Эйсон застонал, пытаясь высвободиться, забился, но я, не реагируя на его попытки вырваться, продолжил «операцию». То, что невыполнимо в реальности, вполне возможно в мире снов. Я возвращал ему способность нормально воспринимать окружающую действительность, какой бы фантастической она ни была сейчас.
Над моей согнутой спиной пролетело еще одно сияющее облако. Хэл зажгла последний жертвенник.

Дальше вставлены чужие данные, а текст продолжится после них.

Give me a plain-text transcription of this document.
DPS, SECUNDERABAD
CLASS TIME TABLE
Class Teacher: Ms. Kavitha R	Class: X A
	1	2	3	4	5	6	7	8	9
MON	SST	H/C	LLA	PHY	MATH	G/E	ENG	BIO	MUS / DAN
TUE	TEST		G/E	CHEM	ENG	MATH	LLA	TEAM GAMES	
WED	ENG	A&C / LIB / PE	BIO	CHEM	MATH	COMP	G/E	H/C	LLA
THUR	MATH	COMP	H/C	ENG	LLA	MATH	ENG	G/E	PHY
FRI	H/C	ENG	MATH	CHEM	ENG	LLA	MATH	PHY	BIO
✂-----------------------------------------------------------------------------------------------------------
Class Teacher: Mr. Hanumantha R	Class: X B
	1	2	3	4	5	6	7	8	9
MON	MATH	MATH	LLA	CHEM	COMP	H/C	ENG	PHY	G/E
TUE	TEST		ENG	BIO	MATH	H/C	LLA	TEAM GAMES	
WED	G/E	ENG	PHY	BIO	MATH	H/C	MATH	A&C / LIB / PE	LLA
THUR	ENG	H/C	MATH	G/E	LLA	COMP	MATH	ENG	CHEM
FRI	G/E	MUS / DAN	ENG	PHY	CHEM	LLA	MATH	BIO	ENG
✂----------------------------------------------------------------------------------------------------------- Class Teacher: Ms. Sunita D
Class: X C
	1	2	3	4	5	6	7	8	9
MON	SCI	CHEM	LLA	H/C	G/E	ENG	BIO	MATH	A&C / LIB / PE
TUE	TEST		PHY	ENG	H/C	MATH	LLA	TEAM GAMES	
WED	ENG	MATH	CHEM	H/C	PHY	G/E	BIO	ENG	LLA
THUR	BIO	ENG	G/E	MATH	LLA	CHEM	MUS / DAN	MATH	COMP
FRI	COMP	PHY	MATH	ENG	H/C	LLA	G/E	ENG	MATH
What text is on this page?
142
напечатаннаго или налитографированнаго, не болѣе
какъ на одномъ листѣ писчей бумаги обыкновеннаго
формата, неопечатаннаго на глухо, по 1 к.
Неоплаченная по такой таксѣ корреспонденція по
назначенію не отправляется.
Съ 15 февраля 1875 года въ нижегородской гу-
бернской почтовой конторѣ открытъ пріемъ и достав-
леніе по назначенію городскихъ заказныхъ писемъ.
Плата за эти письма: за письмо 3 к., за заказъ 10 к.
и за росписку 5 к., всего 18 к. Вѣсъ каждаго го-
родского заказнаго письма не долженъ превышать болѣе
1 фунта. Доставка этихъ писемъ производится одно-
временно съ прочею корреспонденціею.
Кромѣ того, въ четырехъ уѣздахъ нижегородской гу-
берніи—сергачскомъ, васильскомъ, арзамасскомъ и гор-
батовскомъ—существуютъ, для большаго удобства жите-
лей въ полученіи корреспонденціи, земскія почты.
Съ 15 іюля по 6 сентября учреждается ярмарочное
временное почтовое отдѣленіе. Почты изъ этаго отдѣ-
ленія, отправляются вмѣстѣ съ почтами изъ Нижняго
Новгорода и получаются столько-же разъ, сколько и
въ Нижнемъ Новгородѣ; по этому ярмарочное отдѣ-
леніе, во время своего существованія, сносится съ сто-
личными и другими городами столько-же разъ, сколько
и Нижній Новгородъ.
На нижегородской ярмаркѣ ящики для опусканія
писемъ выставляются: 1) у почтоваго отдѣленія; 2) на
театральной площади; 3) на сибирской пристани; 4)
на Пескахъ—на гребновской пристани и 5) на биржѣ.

Я поддел и перевернул глаз, ставя его на место, затем сделал то же самое со вторым и отпустил парня. Эйсон согнулся, со стоном уткнувшись лицом в ладони. Замер так… потом выпрямился, моргая, словно только что очнулся после долгого кошмара – да, собственно, так и было, – и уставился на меня, сидящего рядом:
– Кто ты такой?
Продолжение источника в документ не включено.